Breakfast is important for lots of reasons, but new research has highlighted just how important it is for children’s learning potential at school. The study found that children who skipped breakfast had low energy levels and difficulty concentrating. It also found that on average, three children in every classroom were arriving at school without breakfast, and for many of these students this happened more than three times a week.
“A healthy breakfast gives kids the right fuel to start the day, helping them to fully participate in class and achieve the best grades possible.”
Accredited Practising Dietitian Kate Di Prima, a spokesperson for the Dietitians Association of Australia, says skipping breakfast can make children feel lethargic and ‘fuzzy’ in the head.
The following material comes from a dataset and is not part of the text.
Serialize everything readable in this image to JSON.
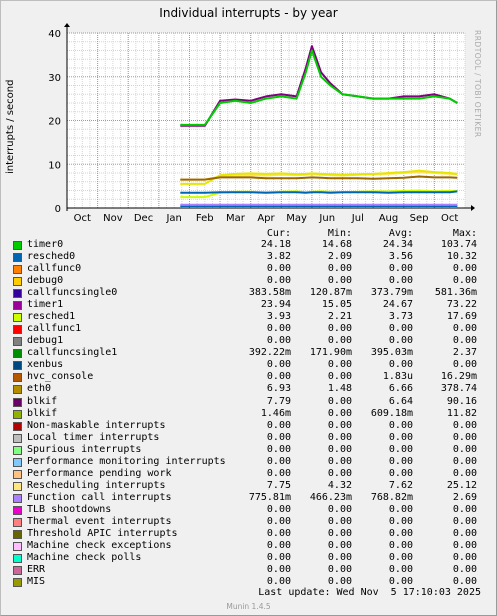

Because of this, the DAA encourages parents of school children to make breakfast a non-negotiable in the mornings.
“The brain requires energy in the form of glucose to function at its best throughout the day,” Kate explains.
“Nutritious breakfast foods such as grainy bread, breakfast cereals, fruit and milk provide healthy sources of glucose. A healthy breakfast gives kids the right fuel to start the day, helping them to fully participate in class and achieve the best grades possible.
“Breakfast should not be optional for school children. To put it simply, their growth and development depends on getting enough of the right nutrients – and without breakfast, they will really struggle to get their daily quota.”
Top brain-boosting breakfasts
The best breakfasts for growing children are high in fibre, low Glycaemic Index, and include protein, the DAA says. Here are five of their top suggestions for a healthy start:
1. Wholegrain cereal with reduced-fat milk, topped with fresh fruit.
2. Wholegrain toast (or if time is tight, a sandwich made the night before) with reduced-fat cheese, avocado and tomato, and a piece of fruit.
3. Wholemeal muffin or crumpet with baked beans and low-fat yoghurt.
4. Poached or scrambled eggs on wholemeal toast with a glass of reduced-fat milk.
5. A smoothie made from reduced-fat milk, fresh fruit and yoghurt.